La mancata distinzione fra conto proprio e conto terzi produce anche un altro effetto – conseguente, ma non quantificabile – sulla ripartizione del numero di incidenti stradali in cui sono coinvolti veicoli commerciali in città. Le rilevazioni si limitano a conteggiare (dati Aci-Istat 2010) 211.404 sinistri in totale, di cui 160.049 (il 75,7%) su strade urbane. Analogamente, per quanto riguarda morti e feriti, la percentuale dei primi sulle strade urbane è del 43% (1.759 su 4090) e quella dei secondi è del 72,1% (218.383 su 302.735).
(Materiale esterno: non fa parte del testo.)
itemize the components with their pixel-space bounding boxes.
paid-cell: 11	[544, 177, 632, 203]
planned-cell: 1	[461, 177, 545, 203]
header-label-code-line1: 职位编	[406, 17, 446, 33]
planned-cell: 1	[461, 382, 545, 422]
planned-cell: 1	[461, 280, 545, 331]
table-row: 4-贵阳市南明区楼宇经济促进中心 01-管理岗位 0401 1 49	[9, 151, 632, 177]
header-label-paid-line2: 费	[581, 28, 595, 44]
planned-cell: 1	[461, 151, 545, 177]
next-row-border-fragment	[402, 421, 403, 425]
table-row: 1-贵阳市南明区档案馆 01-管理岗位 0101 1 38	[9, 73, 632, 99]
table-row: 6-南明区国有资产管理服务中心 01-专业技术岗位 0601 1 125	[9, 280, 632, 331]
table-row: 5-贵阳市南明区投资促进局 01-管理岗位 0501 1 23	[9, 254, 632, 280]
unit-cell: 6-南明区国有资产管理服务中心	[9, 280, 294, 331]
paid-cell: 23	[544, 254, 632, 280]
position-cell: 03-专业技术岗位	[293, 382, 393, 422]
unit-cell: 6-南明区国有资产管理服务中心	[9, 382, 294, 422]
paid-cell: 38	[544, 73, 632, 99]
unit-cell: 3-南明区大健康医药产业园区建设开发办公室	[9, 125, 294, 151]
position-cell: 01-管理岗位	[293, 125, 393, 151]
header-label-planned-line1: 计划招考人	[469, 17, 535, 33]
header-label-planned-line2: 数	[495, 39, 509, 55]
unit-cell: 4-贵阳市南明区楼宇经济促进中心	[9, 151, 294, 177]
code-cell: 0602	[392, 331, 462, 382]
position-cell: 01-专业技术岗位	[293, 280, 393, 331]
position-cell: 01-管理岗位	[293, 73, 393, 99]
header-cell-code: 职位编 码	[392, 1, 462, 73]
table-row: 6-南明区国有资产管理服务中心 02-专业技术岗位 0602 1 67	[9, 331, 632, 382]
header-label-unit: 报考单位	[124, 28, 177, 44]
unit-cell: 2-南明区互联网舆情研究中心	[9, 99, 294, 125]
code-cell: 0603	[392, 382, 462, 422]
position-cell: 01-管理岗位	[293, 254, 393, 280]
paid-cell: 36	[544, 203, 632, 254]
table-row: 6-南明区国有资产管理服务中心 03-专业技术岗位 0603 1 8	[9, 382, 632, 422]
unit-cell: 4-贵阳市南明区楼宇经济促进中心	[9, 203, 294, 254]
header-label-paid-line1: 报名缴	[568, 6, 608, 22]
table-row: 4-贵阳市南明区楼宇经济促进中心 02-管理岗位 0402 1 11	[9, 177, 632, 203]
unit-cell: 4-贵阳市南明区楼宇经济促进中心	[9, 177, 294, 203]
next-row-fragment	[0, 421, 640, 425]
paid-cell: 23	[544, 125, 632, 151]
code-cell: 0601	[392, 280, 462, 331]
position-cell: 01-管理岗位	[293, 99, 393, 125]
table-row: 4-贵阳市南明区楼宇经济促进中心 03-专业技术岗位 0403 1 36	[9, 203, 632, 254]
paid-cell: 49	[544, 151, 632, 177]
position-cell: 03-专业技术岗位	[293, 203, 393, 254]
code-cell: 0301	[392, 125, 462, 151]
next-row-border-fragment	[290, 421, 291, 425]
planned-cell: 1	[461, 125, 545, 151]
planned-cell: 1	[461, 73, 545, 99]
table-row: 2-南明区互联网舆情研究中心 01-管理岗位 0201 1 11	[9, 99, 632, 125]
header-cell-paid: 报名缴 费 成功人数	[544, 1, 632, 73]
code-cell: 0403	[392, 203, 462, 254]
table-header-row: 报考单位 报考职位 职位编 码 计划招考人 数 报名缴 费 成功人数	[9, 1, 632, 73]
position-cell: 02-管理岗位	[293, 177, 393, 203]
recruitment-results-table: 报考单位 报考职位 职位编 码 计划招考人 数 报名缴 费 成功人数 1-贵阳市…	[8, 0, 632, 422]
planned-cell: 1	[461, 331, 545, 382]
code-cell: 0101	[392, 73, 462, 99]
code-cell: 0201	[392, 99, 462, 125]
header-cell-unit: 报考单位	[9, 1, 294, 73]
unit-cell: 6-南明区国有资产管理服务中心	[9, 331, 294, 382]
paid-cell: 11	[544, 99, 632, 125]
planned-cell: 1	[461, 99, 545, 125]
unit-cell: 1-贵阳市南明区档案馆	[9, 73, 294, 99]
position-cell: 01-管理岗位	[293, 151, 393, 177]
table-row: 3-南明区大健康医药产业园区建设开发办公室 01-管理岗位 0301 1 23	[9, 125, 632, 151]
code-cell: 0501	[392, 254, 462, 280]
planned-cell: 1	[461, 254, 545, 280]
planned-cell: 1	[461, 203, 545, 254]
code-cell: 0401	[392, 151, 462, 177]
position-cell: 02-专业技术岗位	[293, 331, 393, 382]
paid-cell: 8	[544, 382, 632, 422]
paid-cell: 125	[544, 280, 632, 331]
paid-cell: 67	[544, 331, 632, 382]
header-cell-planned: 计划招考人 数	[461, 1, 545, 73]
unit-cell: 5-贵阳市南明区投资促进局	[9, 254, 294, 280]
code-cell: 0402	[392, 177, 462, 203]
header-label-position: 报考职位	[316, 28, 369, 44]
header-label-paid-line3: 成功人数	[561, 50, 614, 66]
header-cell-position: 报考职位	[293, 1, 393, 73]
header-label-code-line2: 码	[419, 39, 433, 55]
Ma sulle strade urbane i veicoli più pesanti (prevalentemente utilizzati per il trasporto merci in conto terzi) spesso non possono circolare per le zone a traffico limitato, per le stesse dimensioni delle strade o per altri tipi di limitazioni. Ne consegue che la quota di incidenti, vittime e feriti in città, «condivisa» da tutti i veicoli commerciali, deve essere depurata e attribuita principalmente a quelli più leggeri, dediti prevalentemente al conto proprio e quindi non al trasporto «professionale».
Ovviamente, un’analisi statistica basata su rilevazioni più dettagliate permetterebbe di precisare meglio le aree di intervento e migliorare la sicurezza stradale nel settore dell’autotrasporto e per questo l’Istat nel dicembre scorso ha avviato una riflessione per rinnovare lo schema di raccolta dei dati, ponendo maggiore attenzione ai singoli settori del trasporto.